Somnus smiled sadly. “It would be, yes. Except it has happened once before.”

“Once before—?” The Bringer trailed off, brow furrowed in confusion.

“You mean the Shadow Bringer and his family,” I suggested.

The Bringer shook his head again. “That’s impossible.”

“Esmer is correct. I have reason to believe this demon hunted you first, Shadow Bringer. It hungered for you, doing what it could to grow near. Even if that meant targeting your family and comrades.” Somnus paced across the floor, black hair skimming the ground behind him. “Which leads me to my proposal. I wish to send you both to visit three dreams where I sense the dark is deepest. Any more than three, and you risk getting lost. Any less, and you will not learn enough.”

“So, three dreams where this demon will be, then.”

“Theoretically, yes. Because if you can break this demon—or learn enough about it to determine why it hunts you both—then perhaps your curse will be lifted. Moreover, if it can be proven that this demon is connected to the root of Corruption—and I can see that memory lived out through your eyes in the dream—then the Weavers will be inclined to think of you both less like monsters and more like a boon.” Somnus stopped pacing. “Do we have a deal?”

I nodded. “Absolutely. If this demon truly is hunting me and my family, it must be dealt with. I need to know more about it.”

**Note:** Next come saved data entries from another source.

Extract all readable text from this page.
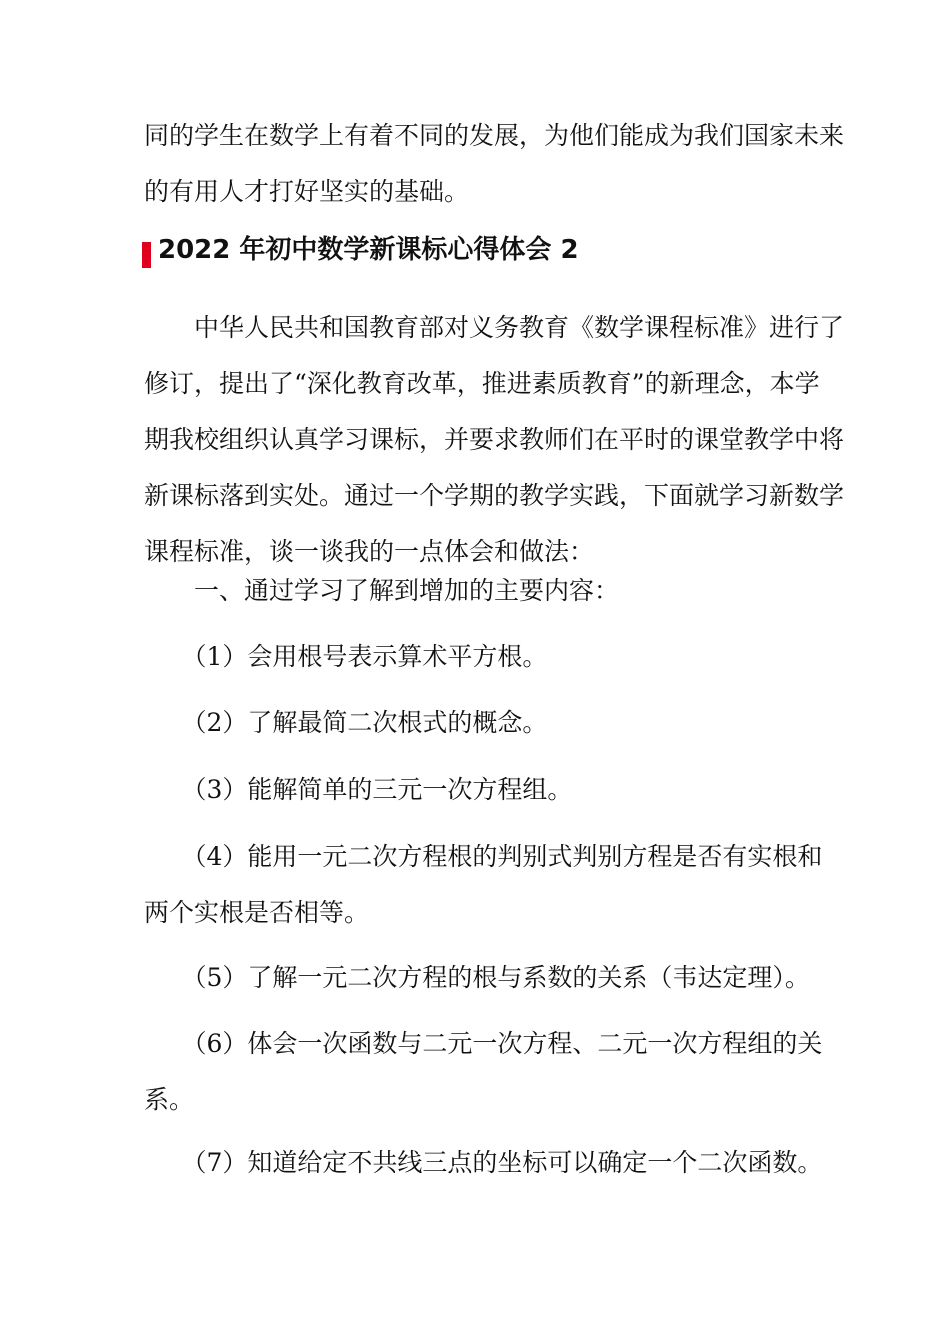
同的学生在数学上有着不同的发展，为他们能成为我们国家未来
的有用人才打好坚实的基础。

2022 年初中数学新课标心得体会 2

　　中华人民共和国教育部对义务教育《数学课程标准》进行了
修订，提出了“深化教育改革，推进素质教育”的新理念，本学
期我校组织认真学习课标，并要求教师们在平时的课堂教学中将
新课标落到实处。通过一个学期的教学实践，下面就学习新数学
课程标准，谈一谈我的一点体会和做法：

　　一、通过学习了解到增加的主要内容：

　　（1）会用根号表示算术平方根。

　　（2）了解最简二次根式的概念。

　　（3）能解简单的三元一次方程组。

　　（4）能用一元二次方程根的判别式判别方程是否有实根和
两个实根是否相等。

　　（5）了解一元二次方程的根与系数的关系（韦达定理）。

　　（6）体会一次函数与二元一次方程、二元一次方程组的关
系。

　　（7）知道给定不共线三点的坐标可以确定一个二次函数。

Before it can hurt Elliot.

The Shadow Bringer thrashed against the web. “He’s trying to deceive us, Esmer. If we get stuck in these dreams, we may never return to the present. It’s how he tortures his enemies.”

“So, do you not agree to my terms? Three dreams and an earnest shot at your freedom?”

“Unless your request results in both my freedom and your head atop a pike, I refuse.”

“Well, unfortunately for you, I value my head.” As if to emphasize his point, Somnus pulled his blade, its metal needle-thin and gleaming, out of his hair. “Every strand is worthy; they would serve no purpose without a life to guide them.”

“Your riddle-speak is infuriating,” the Bringer began, then stopped, meeting my eyes as the room began to shift, its every corner trembling with a strange, shimmering substance. I staggered from the chest, tripping into Somnus’s web.

“I hadn’t deemed this necessary,” Somnus droned, his voice slowing to a honeyed crawl, “but you leave me no choice.” Time around us stopped, freezing the room in silvered threads and lightless shadow. “Together, you must relive what is lost. Return to me after confronting the dark in three dreams of my choosing. However, fail this, and you will not live to see light outside these castle walls.” Somnus flashed his serpentine smile. “But upon the Maker, this I swear: your success will earn your freedom from this place. Forever.”

“We won’t serve the whims of a Weaver,” the Bringer snarled.

Somnus’s smile faded.

“Then you will die inside these walls. Your choice.”

And with that, he vanished in a swirl of black.